One afternoon, after visiting the famous Chaithararam Temple, we decided to walk to a roadside joint, incredibly similar to a Pakistani dhaba. That is where I first had the authentic Thai edition fried rice , and was smitten by the layers of flavour that every grain of rice carried. Since after that experience, I have made countless online searches for the perfect “Thai fried rice” recipe, but nothing really worked until recently.
Most online recipes for Thai fried rice for some reason ask you to add soy sauce, and that is one ingredient which is not as common in the Thai kitchen as it is in the Chinese. Once I stopped adding soy sauce to my Thai fried rice experiments, the taste started becoming increasingly like the fried rice I had at the joint in Phuket.
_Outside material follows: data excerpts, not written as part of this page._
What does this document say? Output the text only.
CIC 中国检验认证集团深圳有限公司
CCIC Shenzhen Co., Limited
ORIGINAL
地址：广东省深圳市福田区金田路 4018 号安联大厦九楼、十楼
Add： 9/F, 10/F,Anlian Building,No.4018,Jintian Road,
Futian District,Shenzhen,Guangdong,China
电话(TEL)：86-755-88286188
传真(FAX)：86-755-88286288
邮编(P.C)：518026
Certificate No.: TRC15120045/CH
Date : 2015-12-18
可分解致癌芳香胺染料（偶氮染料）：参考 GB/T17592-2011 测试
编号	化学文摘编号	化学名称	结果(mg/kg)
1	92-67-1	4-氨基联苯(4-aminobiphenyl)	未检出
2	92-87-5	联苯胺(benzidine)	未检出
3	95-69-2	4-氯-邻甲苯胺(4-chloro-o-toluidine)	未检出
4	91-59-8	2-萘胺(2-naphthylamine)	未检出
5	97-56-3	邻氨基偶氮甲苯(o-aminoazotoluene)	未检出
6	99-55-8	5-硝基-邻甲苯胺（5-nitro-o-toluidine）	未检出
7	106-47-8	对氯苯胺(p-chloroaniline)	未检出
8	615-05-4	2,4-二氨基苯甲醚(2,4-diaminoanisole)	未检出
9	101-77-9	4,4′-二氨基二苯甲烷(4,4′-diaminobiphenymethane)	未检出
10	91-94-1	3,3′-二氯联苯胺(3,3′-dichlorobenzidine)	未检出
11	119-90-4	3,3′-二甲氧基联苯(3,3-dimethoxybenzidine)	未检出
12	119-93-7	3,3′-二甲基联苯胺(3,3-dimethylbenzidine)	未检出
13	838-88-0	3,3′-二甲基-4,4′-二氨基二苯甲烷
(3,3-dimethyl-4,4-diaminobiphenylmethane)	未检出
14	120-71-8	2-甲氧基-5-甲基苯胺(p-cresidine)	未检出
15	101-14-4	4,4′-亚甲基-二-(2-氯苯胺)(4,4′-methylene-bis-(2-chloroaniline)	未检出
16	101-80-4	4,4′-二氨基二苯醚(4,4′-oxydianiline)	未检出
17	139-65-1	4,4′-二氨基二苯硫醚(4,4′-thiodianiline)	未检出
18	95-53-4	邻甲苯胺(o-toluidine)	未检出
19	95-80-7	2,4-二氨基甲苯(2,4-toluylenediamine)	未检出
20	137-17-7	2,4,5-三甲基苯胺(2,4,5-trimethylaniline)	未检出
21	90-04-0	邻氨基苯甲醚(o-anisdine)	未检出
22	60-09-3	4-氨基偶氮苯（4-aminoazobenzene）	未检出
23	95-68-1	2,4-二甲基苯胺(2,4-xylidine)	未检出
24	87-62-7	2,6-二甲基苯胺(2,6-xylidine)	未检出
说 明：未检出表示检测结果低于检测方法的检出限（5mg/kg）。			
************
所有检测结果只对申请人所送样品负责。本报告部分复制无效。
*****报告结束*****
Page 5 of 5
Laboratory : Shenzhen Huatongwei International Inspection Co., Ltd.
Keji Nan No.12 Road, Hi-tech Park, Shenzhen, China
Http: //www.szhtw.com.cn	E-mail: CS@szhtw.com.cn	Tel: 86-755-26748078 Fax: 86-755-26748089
I think the recipe I am sharing tastes at least 90% same. 🙂 I have added tofu to it – that is because I am anemic and I try to eat iron rich foods like Tofu in as many of my meals as convenient. You may omit Tofu.
Without further ado, let’s get right into it.
- Oil (1/4 cup)
- Minced garlic (3 tablespoons)
- Onion (1)
- Green bell pepper (1)
- Tofu (100 grams)*
- Prawns – frozen or fresh (250 grams)
- Fish sauce (2 1/2 tablespoons)
- Oyster Sauce (3 1/2 tablespoons)
- Salt (to taste)
- Sugar (1/2 teaspoon)
- Crushed thai chilli or the regular one (1 teaspoon)
- Green chillies (5)
- Eggs (2)
- Rice (4-5 cups)
- Sriracha (3 tablespoons)
- Heat some oil and sauté mince garlic.
- Meanwhile chop the onion and green bell pepper. After the garlic is fragrant, add veggies and cook.
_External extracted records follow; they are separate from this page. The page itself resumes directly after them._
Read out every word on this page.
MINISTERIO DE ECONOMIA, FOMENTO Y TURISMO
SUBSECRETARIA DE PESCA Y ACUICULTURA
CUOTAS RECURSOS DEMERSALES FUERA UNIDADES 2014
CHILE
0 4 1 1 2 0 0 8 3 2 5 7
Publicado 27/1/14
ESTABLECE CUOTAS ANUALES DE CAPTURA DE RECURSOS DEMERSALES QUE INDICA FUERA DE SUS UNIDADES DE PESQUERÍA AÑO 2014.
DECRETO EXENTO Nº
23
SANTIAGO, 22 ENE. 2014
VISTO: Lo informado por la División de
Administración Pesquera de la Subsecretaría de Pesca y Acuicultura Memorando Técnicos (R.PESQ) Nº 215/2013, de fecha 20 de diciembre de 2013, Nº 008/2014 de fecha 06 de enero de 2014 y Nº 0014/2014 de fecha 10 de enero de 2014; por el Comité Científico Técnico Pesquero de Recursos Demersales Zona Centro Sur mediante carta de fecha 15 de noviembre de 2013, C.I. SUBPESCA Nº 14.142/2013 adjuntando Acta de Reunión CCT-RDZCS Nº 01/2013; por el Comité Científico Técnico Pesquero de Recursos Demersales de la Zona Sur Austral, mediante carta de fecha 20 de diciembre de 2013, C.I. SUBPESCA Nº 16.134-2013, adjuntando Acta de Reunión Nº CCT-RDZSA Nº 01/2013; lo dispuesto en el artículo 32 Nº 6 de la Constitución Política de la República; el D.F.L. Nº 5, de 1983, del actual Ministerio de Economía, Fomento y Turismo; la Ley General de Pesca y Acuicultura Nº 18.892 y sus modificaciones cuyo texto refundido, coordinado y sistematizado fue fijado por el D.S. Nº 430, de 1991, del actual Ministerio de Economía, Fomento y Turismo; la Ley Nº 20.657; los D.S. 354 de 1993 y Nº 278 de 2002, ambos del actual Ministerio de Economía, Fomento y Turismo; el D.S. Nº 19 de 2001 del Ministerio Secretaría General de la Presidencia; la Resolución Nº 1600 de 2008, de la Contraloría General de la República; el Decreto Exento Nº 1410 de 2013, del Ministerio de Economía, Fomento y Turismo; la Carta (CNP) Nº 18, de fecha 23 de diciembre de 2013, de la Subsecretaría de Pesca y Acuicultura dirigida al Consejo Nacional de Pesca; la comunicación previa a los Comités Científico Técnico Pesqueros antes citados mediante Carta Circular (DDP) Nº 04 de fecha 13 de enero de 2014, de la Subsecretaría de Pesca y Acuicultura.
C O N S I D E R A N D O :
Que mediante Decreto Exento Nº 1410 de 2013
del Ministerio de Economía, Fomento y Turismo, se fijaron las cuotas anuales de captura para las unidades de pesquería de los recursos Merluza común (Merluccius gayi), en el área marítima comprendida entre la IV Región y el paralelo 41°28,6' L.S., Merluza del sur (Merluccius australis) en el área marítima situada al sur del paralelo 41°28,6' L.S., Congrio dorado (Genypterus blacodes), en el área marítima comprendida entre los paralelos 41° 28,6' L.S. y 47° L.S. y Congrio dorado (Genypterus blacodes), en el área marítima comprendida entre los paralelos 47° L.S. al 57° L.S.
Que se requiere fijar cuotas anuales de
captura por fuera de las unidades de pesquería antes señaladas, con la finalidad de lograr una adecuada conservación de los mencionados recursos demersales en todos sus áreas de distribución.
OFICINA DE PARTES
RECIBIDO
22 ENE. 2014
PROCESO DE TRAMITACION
- When the vegetables are 1/4th cooked, add prawns. Cook on high heat so the water from the prawns evaporates without making the bell pepper soggy.
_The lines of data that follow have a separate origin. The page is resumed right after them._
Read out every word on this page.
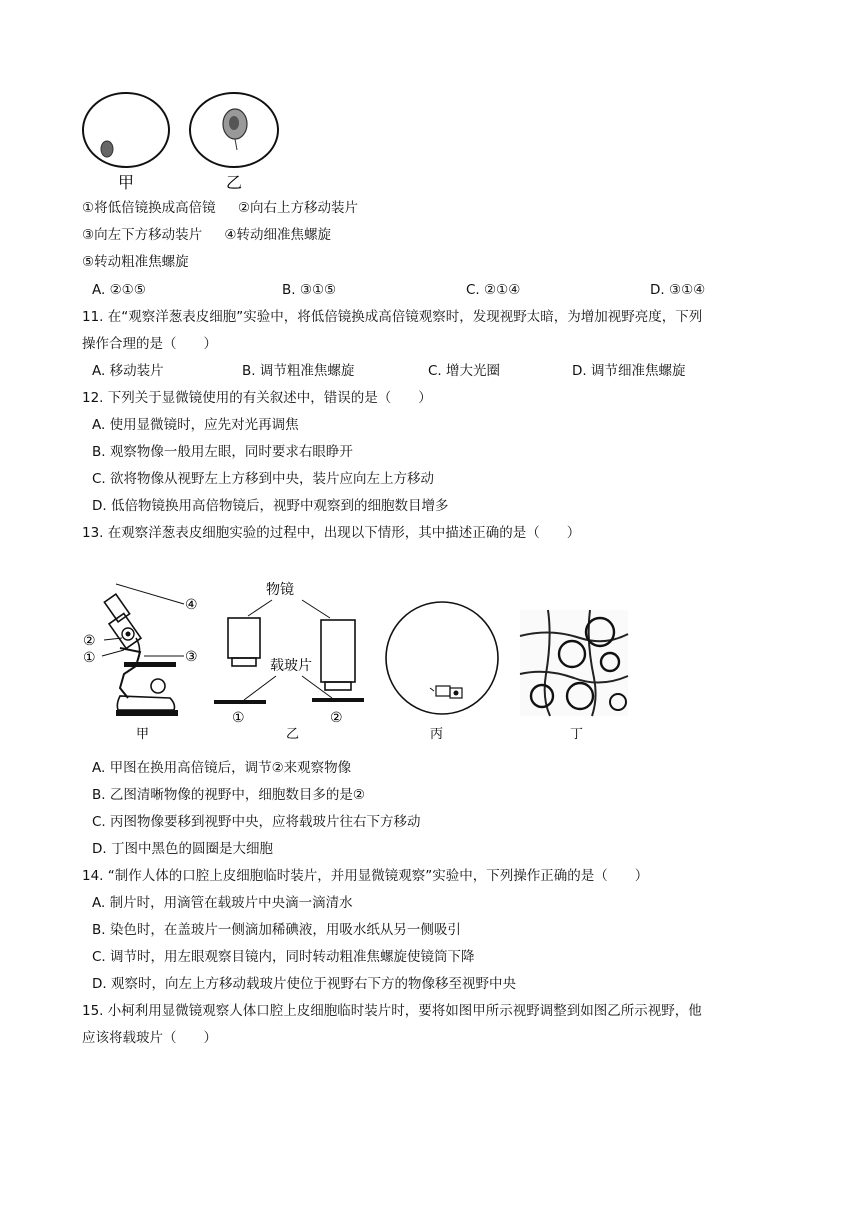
甲	乙
①将低倍镜换成高倍镜 ②向右上方移动装片
③向左下方移动装片 ④转动细准焦螺旋
⑤转动粗准焦螺旋
A. ②①⑤	B. ③①⑤	C. ②①④	D. ③①④
11. 在“观察洋葱表皮细胞”实验中，将低倍镜换成高倍镜观察时，发现视野太暗，为增加视野亮度，下列
操作合理的是（　　）
A. 移动装片	B. 调节粗准焦螺旋	C. 增大光圈	D. 调节细准焦螺旋
12. 下列关于显微镜使用的有关叙述中，错误的是（　　）
A. 使用显微镜时，应先对光再调焦
B. 观察物像一般用左眼，同时要求右眼睁开
C. 欲将物像从视野左上方移到中央，装片应向左上方移动
D. 低倍物镜换用高倍物镜后，视野中观察到的细胞数目增多
13. 在观察洋葱表皮细胞实验的过程中，出现以下情形，其中描述正确的是（　　）
④
②
①	③
甲
物镜
载玻片
①	②
乙	丙	丁
A. 甲图在换用高倍镜后，调节②来观察物像
B. 乙图清晰物像的视野中，细胞数目多的是②
C. 丙图物像要移到视野中央，应将载玻片往右下方移动
D. 丁图中黑色的圆圈是大细胞
14. “制作人体的口腔上皮细胞临时装片，并用显微镜观察”实验中，下列操作正确的是（　　）
A. 制片时，用滴管在载玻片中央滴一滴清水
B. 染色时，在盖玻片一侧滴加稀碘液，用吸水纸从另一侧吸引
C. 调节时，用左眼观察目镜内，同时转动粗准焦螺旋使镜筒下降
D. 观察时，向左上方移动载玻片使位于视野右下方的物像移至视野中央
15. 小柯利用显微镜观察人体口腔上皮细胞临时装片时，要将如图甲所示视野调整到如图乙所示视野，他
应该将载玻片（　　）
- Once the shrimp is cooked through, add both sauces, chopped green chili, crushed chili pepper, sugar, and salt to taste.
- Push aside the whole mixture, and scramble two eggs on the side.
- Add cooked rice and Sriracha. Mix until well-combined. 🙂
- If using tofu, slice and marinate it in one teaspoon each oyster and fish sauce. Before heating up oil, pan cook the marinated tofu. You don’t need oil for browning the tofu in a non-stick pan. Remove from the pan after cooked, and add it just before adding the sauces.
- Garnish with crushed peanuts, basil leaves, and/or cucumber if you have that on hand. I did not. 😛
- To keep the meal healthy, you could easily swap the rice with quinoa or bulgur.
- Boneless chicken also will work great in this recipe.